Het hof is van oordeel dat er in dit geval sprake is van een zodanig ernstig (en duurzaam) verstoorde verhouding als bedoeld is in art. 7:669 lid 3 aanhef en onder g BW. Daartoe overweegt het hof als volgt.
[appellant] heeft ten onrechte de houding ingenomen dat Heuver hem in oktober/november 2012 groot onrecht heeft aangedaan met het aanbieden van een oproepovereenkomst voor onbepaalde tijd. In de ketenregeling van artikel 7:668a lid 1 BW, zoals dat artikel destijds luidde, is immers de derde oproepovereenkomst voor bepaalde tijd per 24 oktober 2012 gaan gelden als een nul-uren oproepovereenkomst voor onbepaalde tijd.
[appellant] heeft noch indertijd, noch op enig later moment voorafgaand aan het ontbindingsverzoek van Heuver, met een beroep op artikel 7:610b BW en zo nodig in rechte aanspraak gemaakt op een aanpassing naar een oproepcontract voor een concreet (minimum) aantal uren, gelijk aan het gemiddelde over de referentieperiode. Voor zover [appellant] heeft gemeend dat hij na drie tijdelijke overeenkomsten in vaste dienst zou zijn (hetgeen juist is), maar daarmee ook aanspraak had op vaste arbeidstijden en emolumenten als een bonusuitkering, heeft hij een onjuiste voorstelling van zijn rechtspositie gehad. Gesteld noch gebleken is dat Heuver van die onjuiste voorstelling een verwijt te maken valt.

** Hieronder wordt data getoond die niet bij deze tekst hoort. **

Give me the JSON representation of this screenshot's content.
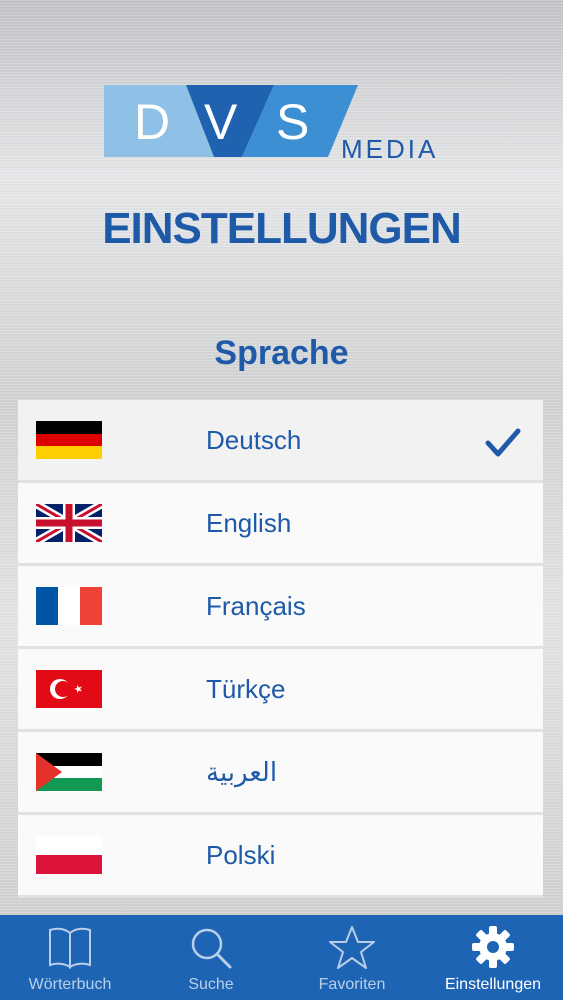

De juistheid van het verwijt dat Heuver hem onrecht heeft aangedaan door hem niet meer in te zetten bij de bandenwisselweken is ook niet komen vast te staan. [appellant] heeft geen bewijs aangeboden van zijn, door Heuver gemotiveerd betwiste, stelling dat werk tijdens deze weken vanaf aanvang van zijn nul-urencontract in 2009 tot zijn overeengekomen vaste werkzaamheden zou behoren.
In plaats van zich door een deskundige te laten informeren, is [appellant] oproepen gaan weigeren en heeft hij onredelijke eisen gesteld aan zijn bereidheid tot voortzetting van zijn werkzaamheden (overigens naast een terechte klacht in verband met het niet aangemeld zijn bij het pensioenfonds en het niet uitbetalen van zijn zeer laat ingediende urenoverzicht over de periode van juni tot en met december 2014).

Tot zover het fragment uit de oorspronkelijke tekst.